Maar het zuchten waarover de apostel spreekt is meer dan dat. Er spreekt uit het zuchten ook een verlangen. Met reikhalzend verlangen ziet de schepping uit naar de voltooiing. Een verlangen dat de apostel vergelijkt met het verlangen van een zwangere vrouw. Ze moet wel eens zuchten vanwege de moeite die de zwangerschap met zich meebrengt. Maar ze weet dat het van voorbijgaande aard is. Er is immers nieuw leven aanstaande. Zo ziet de schepping reikhalzend uit naar het openbaar worden van de kinderen Gods.
Dat mag de christen vrolijk en blij maken. En toch zucht ook de christen zelf. Ook wij die de eersteling van de Geest hebben zuchten in ons zelf. Juist de christen die weet heeft van de nieuwe schepping, moet met leedwezen aanzien hoever deze wereld daar nog vanaf is. En tegelijk ook weer zo heel dichtbij, omdat ook zijn zuchten een verlangen in zich heeft naar de voltooiing. En de christen weet dat Christus deze wereld zal leiden door de moeiten en verdrukkingen heen naar de voltooiing.
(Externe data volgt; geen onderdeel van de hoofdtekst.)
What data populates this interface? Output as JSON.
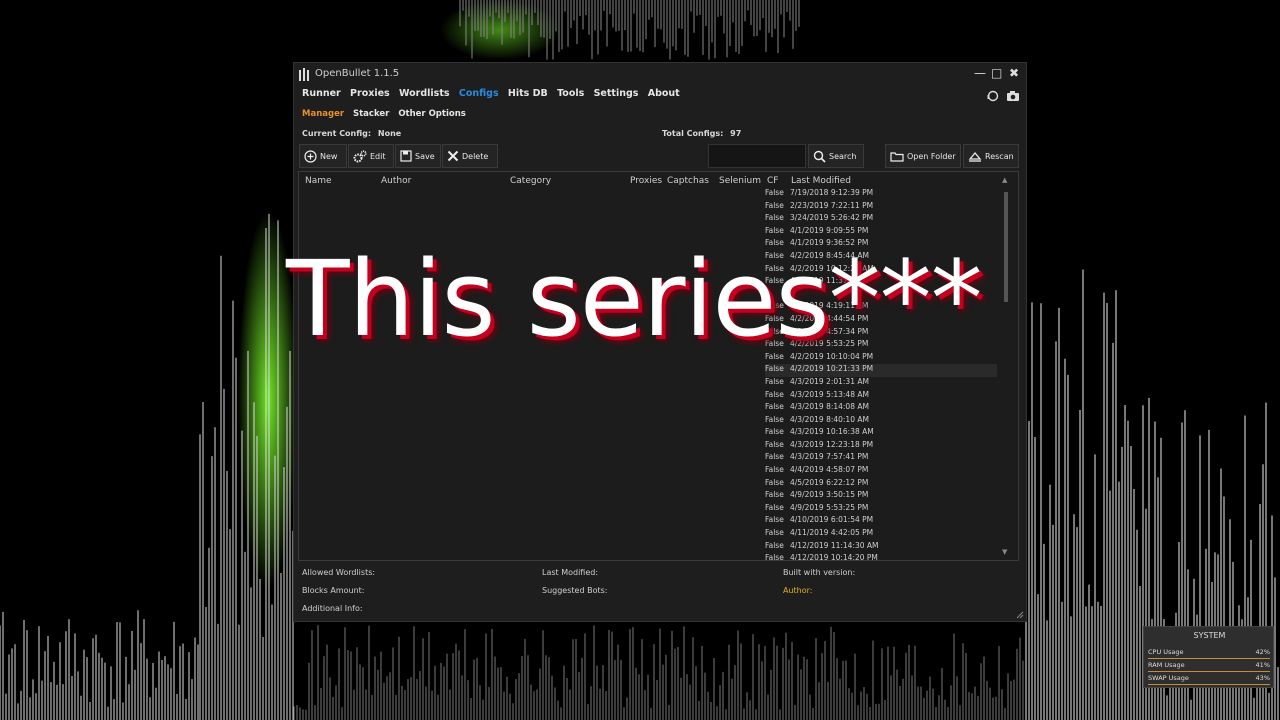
{
  "window": {
    "title": "OpenBullet 1.1.5",
    "minimize_icon": "minimize-icon",
    "maximize_icon": "maximize-icon",
    "close_icon": "close-icon"
  },
  "nav": {
    "items": [
      "Runner",
      "Proxies",
      "Wordlists",
      "Configs",
      "Hits DB",
      "Tools",
      "Settings",
      "About"
    ],
    "active": "Configs",
    "active_color": "#2a8be0"
  },
  "subnav": {
    "items": [
      "Manager",
      "Stacker",
      "Other Options"
    ],
    "active": "Manager",
    "active_color": "#e8902a"
  },
  "info": {
    "current_config_label": "Current Config:",
    "current_config_value": "None",
    "total_configs_label": "Total Configs:",
    "total_configs_value": "97"
  },
  "toolbar": {
    "new_label": "New",
    "edit_label": "Edit",
    "save_label": "Save",
    "delete_label": "Delete",
    "search_label": "Search",
    "open_folder_label": "Open Folder",
    "rescan_label": "Rescan"
  },
  "table": {
    "columns": [
      "Name",
      "Author",
      "Category",
      "Proxies",
      "Captchas",
      "Selenium",
      "CF",
      "Last Modified"
    ],
    "rows": [
      {
        "cf": "False",
        "last_modified": "7/19/2018 9:12:39 PM"
      },
      {
        "cf": "False",
        "last_modified": "2/23/2019 7:22:11 PM"
      },
      {
        "cf": "False",
        "last_modified": "3/24/2019 5:26:42 PM"
      },
      {
        "cf": "False",
        "last_modified": "4/1/2019 9:09:55 PM"
      },
      {
        "cf": "False",
        "last_modified": "4/1/2019 9:36:52 PM"
      },
      {
        "cf": "False",
        "last_modified": "4/2/2019 8:45:44 AM"
      },
      {
        "cf": "False",
        "last_modified": "4/2/2019 10:12:27 AM"
      },
      {
        "cf": "False",
        "last_modified": "4/2/2019 11:37:06"
      },
      {
        "cf": "",
        "last_modified": ""
      },
      {
        "cf": "False",
        "last_modified": "4/2/2019 4:19:11 PM"
      },
      {
        "cf": "False",
        "last_modified": "4/2/2019 4:44:54 PM"
      },
      {
        "cf": "False",
        "last_modified": "4/2/2019 4:57:34 PM"
      },
      {
        "cf": "False",
        "last_modified": "4/2/2019 5:53:25 PM"
      },
      {
        "cf": "False",
        "last_modified": "4/2/2019 10:10:04 PM"
      },
      {
        "cf": "False",
        "last_modified": "4/2/2019 10:21:33 PM"
      },
      {
        "cf": "False",
        "last_modified": "4/3/2019 2:01:31 AM"
      },
      {
        "cf": "False",
        "last_modified": "4/3/2019 5:13:48 AM"
      },
      {
        "cf": "False",
        "last_modified": "4/3/2019 8:14:08 AM"
      },
      {
        "cf": "False",
        "last_modified": "4/3/2019 8:40:10 AM"
      },
      {
        "cf": "False",
        "last_modified": "4/3/2019 10:16:38 AM"
      },
      {
        "cf": "False",
        "last_modified": "4/3/2019 12:23:18 PM"
      },
      {
        "cf": "False",
        "last_modified": "4/3/2019 7:57:41 PM"
      },
      {
        "cf": "False",
        "last_modified": "4/4/2019 4:58:07 PM"
      },
      {
        "cf": "False",
        "last_modified": "4/5/2019 6:22:12 PM"
      },
      {
        "cf": "False",
        "last_modified": "4/9/2019 3:50:15 PM"
      },
      {
        "cf": "False",
        "last_modified": "4/9/2019 5:53:25 PM"
      },
      {
        "cf": "False",
        "last_modified": "4/10/2019 6:01:54 PM"
      },
      {
        "cf": "False",
        "last_modified": "4/11/2019 4:42:05 PM"
      },
      {
        "cf": "False",
        "last_modified": "4/12/2019 11:14:30 AM"
      },
      {
        "cf": "False",
        "last_modified": "4/12/2019 10:14:20 PM"
      }
    ],
    "selected_row": 14
  },
  "details": {
    "allowed_wordlists": "Allowed Wordlists:",
    "last_modified": "Last Modified:",
    "built_with_version": "Built with version:",
    "blocks_amount": "Blocks Amount:",
    "suggested_bots": "Suggested Bots:",
    "author": "Author:",
    "additional_info": "Additional Info:"
  },
  "overlay": {
    "text": "This series***"
  },
  "system_widget": {
    "title": "SYSTEM",
    "cpu_label": "CPU Usage",
    "cpu_value": "42%",
    "ram_label": "RAM Usage",
    "ram_value": "41%",
    "swap_label": "SWAP Usage",
    "swap_value": "43%"
  }
}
Het is pijnlijk te moeten zien dat deze wereld nog niet zo is, zoals de Schepper die voor ogen heeft. Het is vernederend te merken dat je eigen leven niet is zoals het zou moeten zijn. Dat maakt het verlangen des te groter naar de verlossing van ons lichaam. Als een hert dat verlangt naar de waterstromen.
En dat zuchten moet in ons gebed op een of andere manier uitgedrukt worden. Maar je weet de woorden vaak niet goed te vinden. Gelukkig zijn er nog de verzuchtingen van de Geest. Hij deelt in dat verlangen naar volkomenheid. Hij daalt af en zucht met ons mee. En maakt dat ons zuchten bekend wordt bij God.
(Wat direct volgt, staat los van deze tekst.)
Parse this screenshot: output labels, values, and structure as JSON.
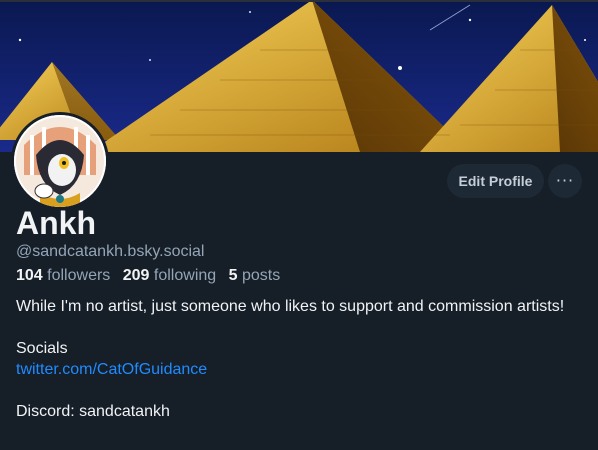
{
  "profile": {
    "display_name": "Ankh",
    "handle": "@sandcatankh.bsky.social"
  },
  "actions": {
    "edit_profile_label": "Edit Profile",
    "more_label": "···"
  },
  "stats": {
    "followers_count": "104",
    "followers_label": "followers",
    "following_count": "209",
    "following_label": "following",
    "posts_count": "5",
    "posts_label": "posts"
  },
  "bio": {
    "line1": "While I'm no artist, just someone who likes to support and commission artists!",
    "socials_heading": "Socials",
    "twitter_link": "twitter.com/CatOfGuidance",
    "discord": "Discord: sandcatankh"
  },
  "colors": {
    "background": "#161e27",
    "link": "#208bfe",
    "button_bg": "#1e2936",
    "muted_text": "#93a5b7"
  },
  "icons": {
    "more": "ellipsis-icon"
  }
}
Wij die zo vaak sprakeloos moeten staan bij de onvolmaaktheid en gebrokenheid van deze wereld. Wij die niet weten wat we bidden moeten zoals behoort. Het is onze zwakheid waarin de Geest ons te hulp komt. Een hulp die we hard nodig hebben.
G.C. Bergshoeff, Scherpenzeel
Deze tekst is geautomatiseerd gemaakt en kan nog fouten bevatten. Digibron werkt
voortdurend aan correctie. Klik voor het origineel door naar de pdf. Voor opmerkingen,
vragen, informatie: contact.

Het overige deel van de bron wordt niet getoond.